Because, alas, one thing I don't seem able to outgrow is the body image problem. Now - and this is important both in that people who worry about me read this and in that I know what a major change it is - I do not engage in disordered eating any more, and I haven't for years. I am justly proud of the fact that when the old self-hatreds loom at me in the mirror, five minutes later if I'm hungry I am going to damn well eat. I love food. I love the social ritual of eating. I hate being hungry, and everyone around me hates it when I'm hungry, and my little exercise addiction and a decent metabolism mean I can usually eat what I want and stay relatively slim. Less so as I age, of course. But I refuse to ever starve myself again.
So my eating habits are not being affected by my body image issues. But my feelings are, and that is still hard. I am regaining the weight I lost in early June; unfortunately, I'm not regaining it because I am eating lean protein and putting muscle mass back on.

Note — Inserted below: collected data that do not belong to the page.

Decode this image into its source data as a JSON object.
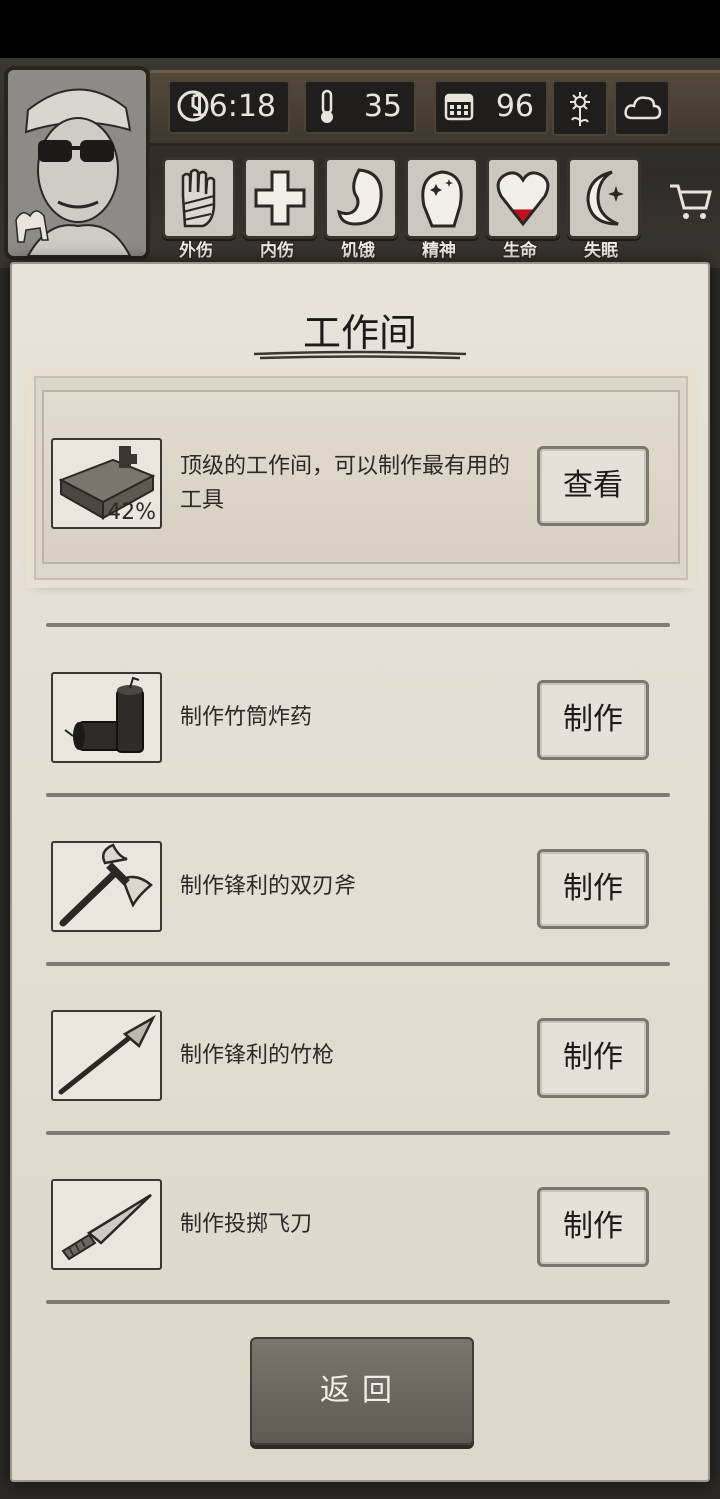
{
  "hud": {
    "time": "16:18",
    "temperature": "35",
    "days": "96",
    "icons": {
      "clock": "clock-icon",
      "thermometer": "thermometer-icon",
      "calendar": "calendar-icon",
      "sun": "sunflower-icon",
      "weather": "cloud-icon"
    }
  },
  "status": [
    {
      "label": "外伤",
      "icon": "bandaged-hand-icon"
    },
    {
      "label": "内伤",
      "icon": "cross-icon"
    },
    {
      "label": "饥饿",
      "icon": "stomach-icon"
    },
    {
      "label": "精神",
      "icon": "head-sparkle-icon"
    },
    {
      "label": "生命",
      "icon": "heart-icon",
      "fill": 0.28,
      "fill_color": "#c0121b"
    },
    {
      "label": "失眠",
      "icon": "moon-star-icon"
    }
  ],
  "page": {
    "title": "工作间"
  },
  "featured": {
    "text": "顶级的工作间，可以制作最有用的工具",
    "progress": "42%",
    "button": "查看",
    "icon": "workbench-icon"
  },
  "recipes": [
    {
      "label": "制作竹筒炸药",
      "button": "制作",
      "icon": "bamboo-dynamite-icon"
    },
    {
      "label": "制作锋利的双刃斧",
      "button": "制作",
      "icon": "double-axe-icon"
    },
    {
      "label": "制作锋利的竹枪",
      "button": "制作",
      "icon": "bamboo-spear-icon"
    },
    {
      "label": "制作投掷飞刀",
      "button": "制作",
      "icon": "throwing-knife-icon"
    }
  ],
  "back_button": "返回"
}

I am regaining it because I can no longer watch a BBC period drama without eating an entire pint of ice cream, and Netflix has a lot of BBC period dramas available. Next week I have a work physical which involves finding out my weight and body fat percentage, and I am worried about the result making me unhappy. It is very, very hard for me not to believe that thinner is always better; not to feel sexier and worthier of attention when I'm ten pounds underweight. I don't know if that will ever change. Maybe not acting on those feelings is the best I'll be able to do.
Gah! Let's talk about something more cheerful.
On the good side of self-image, my hairdresser has taken to cutting my already-pixie-short hair shorter and shorter, just because (she says) I can get away with it. Last month I was startled by the shortness, and this month she went even farther. I look like Joan of Arc, if Joan of Arc was thirty-five and had opinions on air-conditioning (she probably would have, if they'd had it). And I really like it. The morning after having it cut, looking at myself with my cropped hair and nothing to hide behind, I thought, "This is my face," and experienced a deep pleasure at the thought.
It wasn't vanity, I'd hope; and the thought wasn't, "This is my beautiful face." It's just my face. Asymmetrical and long-nosed, with frequently bad skin, deep laughter lines around the eyes, and one age-spotted area where I apparently missed with the sunscreen every day for decades. And I like it more the less ability I have to hide it behind anything.
Adulthood. A mixed bag, but on the whole miles better than what came before. It's working out for me, at any rate. Now if I could just find that cable box and have time to read something.